Bursa'da partisinin il başkanlığında basın toplantısı düzenleyen DSP Genel Başkanı ve Eski Ekonomi Bakanı Masum Türker, Bank Asya'nın Bankacılık Düzenleme ve Denetleme Kurumu (BDDK) tarafından Tasarruf Mevduatı Sigorta Fonu'na (TMSF) devredilmesine tepki gösterdi.
Masum Türker, Türkiye'nin bir hafta sonra gelecek 50 yılını belirleyecek bir genel seçim gerçekleştireceğini belirterek, bu seçime hazırlanırken bütün siyasi partilerin geleceğin Türkiye'sini nasıl düşündüklerini ortaya koyduklarını ifade etti.
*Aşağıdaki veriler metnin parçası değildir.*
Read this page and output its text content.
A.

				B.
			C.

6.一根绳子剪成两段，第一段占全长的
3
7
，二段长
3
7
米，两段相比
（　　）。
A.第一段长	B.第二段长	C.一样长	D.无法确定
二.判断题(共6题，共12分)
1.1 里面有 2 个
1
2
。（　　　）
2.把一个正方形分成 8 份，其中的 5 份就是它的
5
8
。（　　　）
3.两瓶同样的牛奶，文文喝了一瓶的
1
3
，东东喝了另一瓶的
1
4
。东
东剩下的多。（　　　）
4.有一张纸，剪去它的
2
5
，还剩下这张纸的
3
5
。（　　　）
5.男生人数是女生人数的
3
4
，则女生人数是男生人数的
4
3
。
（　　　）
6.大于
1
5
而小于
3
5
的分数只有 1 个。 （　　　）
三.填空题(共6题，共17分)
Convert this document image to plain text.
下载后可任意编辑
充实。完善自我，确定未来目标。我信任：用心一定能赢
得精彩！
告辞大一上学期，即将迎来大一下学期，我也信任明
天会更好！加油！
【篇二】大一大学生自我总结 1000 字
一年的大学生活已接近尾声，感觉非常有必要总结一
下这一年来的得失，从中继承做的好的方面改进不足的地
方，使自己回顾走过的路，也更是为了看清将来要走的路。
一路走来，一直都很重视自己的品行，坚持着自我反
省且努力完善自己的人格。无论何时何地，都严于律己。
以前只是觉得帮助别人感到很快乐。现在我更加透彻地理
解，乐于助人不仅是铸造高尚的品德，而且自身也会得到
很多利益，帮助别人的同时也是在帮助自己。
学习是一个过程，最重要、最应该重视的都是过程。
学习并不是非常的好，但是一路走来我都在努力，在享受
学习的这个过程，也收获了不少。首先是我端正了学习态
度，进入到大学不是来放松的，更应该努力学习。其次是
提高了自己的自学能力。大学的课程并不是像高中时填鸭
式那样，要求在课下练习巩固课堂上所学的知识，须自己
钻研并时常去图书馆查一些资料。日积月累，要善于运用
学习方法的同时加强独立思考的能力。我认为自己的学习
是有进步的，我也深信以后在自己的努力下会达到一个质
DSP olarak geleceğin Türkiye'sinde mutlu insan ve güçlü bir Türkiye temasını esas alınarak seçim bildirgesi hazırladıklarını dile getiren Türker, şunları söyledi: "Şu anda Türkiye neoliberal politikaların baskısı altında. Son 12 yıldır özellikle insanların gelir politikasının en dibe vurduğu bir anlayışla yönetildi. Devletin hep gelirlerini yüksek olması hedeflendi ve halkın da gelirinin az olmasına özen gösterildi. Vatandaş bu az gelirle yaşayabilmek için çok fazla borçlanma imkanı sağlandı. Az gelir elde edenler borçlanarak yaşadılar. Borçlanarak yaşarken de 'eğer mevcut iktidar değişirse istikrar bozulur ve bozulursa senin borçlarının faizi artar', borçlarının faizinin artma korkusu ile insanlar artık özgür değil, köleleşen bir süreç içinde yaşamaya başladılar." Bu yapının çok yanlış ve devam edemeyeceğini anlatan Türker, "İşte bu seçim insanların köleleşmeye devam mı? yoksa özgürleşerek yaşam mı kararını verecekleri seçimdir." dedi.
BANK ASYA'YA EL KONULMASI
Seçime giderken Türkiye'de iç politikanın yanlış kullanıldığının altını çizen DSP Genel Başkanı Masum Türker, şunları söyledi: "Sabah aldığımız bütün gazetelerde yeralan ama son bir haftadır iktidara yakın gazeteler tarafından haberi yapılan Bank Asya'ya el konulması haberi var. El konulma gününde olan başka bir etkinlikle beraber ele alındığı zaman Türkiye'de hukuksuzluğun nasıl başını alıp gittiğini ve bu hukuksuzluğun da özellikle ekonomide olması dolayısıyla yurt dışında Türkiye'nin nasıl değerlendirildiğini ortaya koyuyor. Bank Asya'ya Cuma günü, yani dün mesai saatinden sonra TMSF tarafından el konulduğu, devredildiği ve artık yönetiminin bu aşamada ortakları tarafından yapılmayacağı ilan ettiler. Ama bu el konulmanın yapıldığı gün seçim yasaları ihlal edilerek cumhurbaşkanı tarağından Ziraat Bankasına ait bir katılım şubesinin açılış törenine katıldıktan sonra yapılıyorsa bu dünyaya bir mesajdır. Türkiye'de ki iş adamlarına seçime bir hafta kala tehdide yönelik bir mesajdır. Bu nedenle Türkiye'de bu seçime giderken ikinci önemli olan konu; insanların gelirleri artırılırken, hukukun üstünlüğünü kuracak ve insanların hukuk teminatı altında yaşamasını sağlayacak yeni bir düzene ve yapışa ihtiyat vardır."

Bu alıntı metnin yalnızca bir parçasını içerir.